Trump, l'ira dei Paesi africani: "Razzista e oltraggioso, si scusi"

paesi di merda, Trump Donald Trump shock: “No a migranti da Paesi 'cesso'”
Evangelisti Maggiorino | 14 Gennaio, 2018, 07:26

"Come altri paesi che hanno un sistema dell'immigrazione basato sul merito, il presidente si batte per una soluzione permanente che rafforzi il paese dando il benvenuto a coloro che possono contribuire alla nostra società e far crescere la nostra economia". E' stata una doccia fredda per i presenti. La Casa Bianca per il momento non commenta. Trump si e' anche spinto oltre: "Gli Stati Uniti dovrebbero invece attirare più immigrati da paesi come la Norvegia". Ha agito sotto un impulso primitivo di denigrazione delle nazioni più povere e con grandi numeri di popolazione non bianca a conferma delle sua lunga storia di razzismo e xenofobia. Pur ammettendo di aver usato "un linguaggio duro", Trump ha negato di aver mai usato l'espressione "shithole countries". Lo scorso giugno avrebbe infatti detto che i 15.000 haitiani arrivati negli Stati Uniti nel 2017 "hanno tutti l'Aids".

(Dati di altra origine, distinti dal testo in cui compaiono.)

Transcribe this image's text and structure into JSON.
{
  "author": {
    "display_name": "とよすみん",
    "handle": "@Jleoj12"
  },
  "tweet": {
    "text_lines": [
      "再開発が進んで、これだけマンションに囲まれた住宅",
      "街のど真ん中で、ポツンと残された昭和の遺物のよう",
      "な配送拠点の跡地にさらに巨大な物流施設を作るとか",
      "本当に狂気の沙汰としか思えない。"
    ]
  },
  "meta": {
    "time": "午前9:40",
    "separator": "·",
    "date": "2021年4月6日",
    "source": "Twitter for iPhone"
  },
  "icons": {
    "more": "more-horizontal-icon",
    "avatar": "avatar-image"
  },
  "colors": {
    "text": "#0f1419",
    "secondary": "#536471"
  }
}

Bill Canny, direttore esecutivo del servizio per migranti e rifugiati della Conferenza episcopale, ha dichiarato all'agenzia stampa Cna che i commenti del presidente vanno contro quanto papa Francesco chiede di vivere ai cattolici nei riguardi dei migranti. Il presidnte ha rinunciato alla visita in Gran Bretagna per inaugurare la nuova ambasciata americana. Al suo posto, si era organizzata una breve, meno formale "visita di lavoro", ricorda ancora il 'Guardian', fissata per il prossimo mese e durante la quale il presidente avrebbe tagliato il nastro per l'inaugurazione della nuova sede diplomatica a Nine Elms e avrebbe avuto colloqui con Theresa May. "Volevano che io tagliassi il nastro-NO!". E poi ha osservato: "Forse, solo forse, il fatto che Sadiq Khan, Jeremy Corbyn e il Partito Laburista pianificavano proteste di massa".

Insomma, Trump è un razzista che preferisce migranti bianchi a quelli di colore, come dimostrò anche annunciando la sua discesa in campo con l'affermazione che i messicani che sceglievano di trasferirsi in Usa erano tutti stupratori.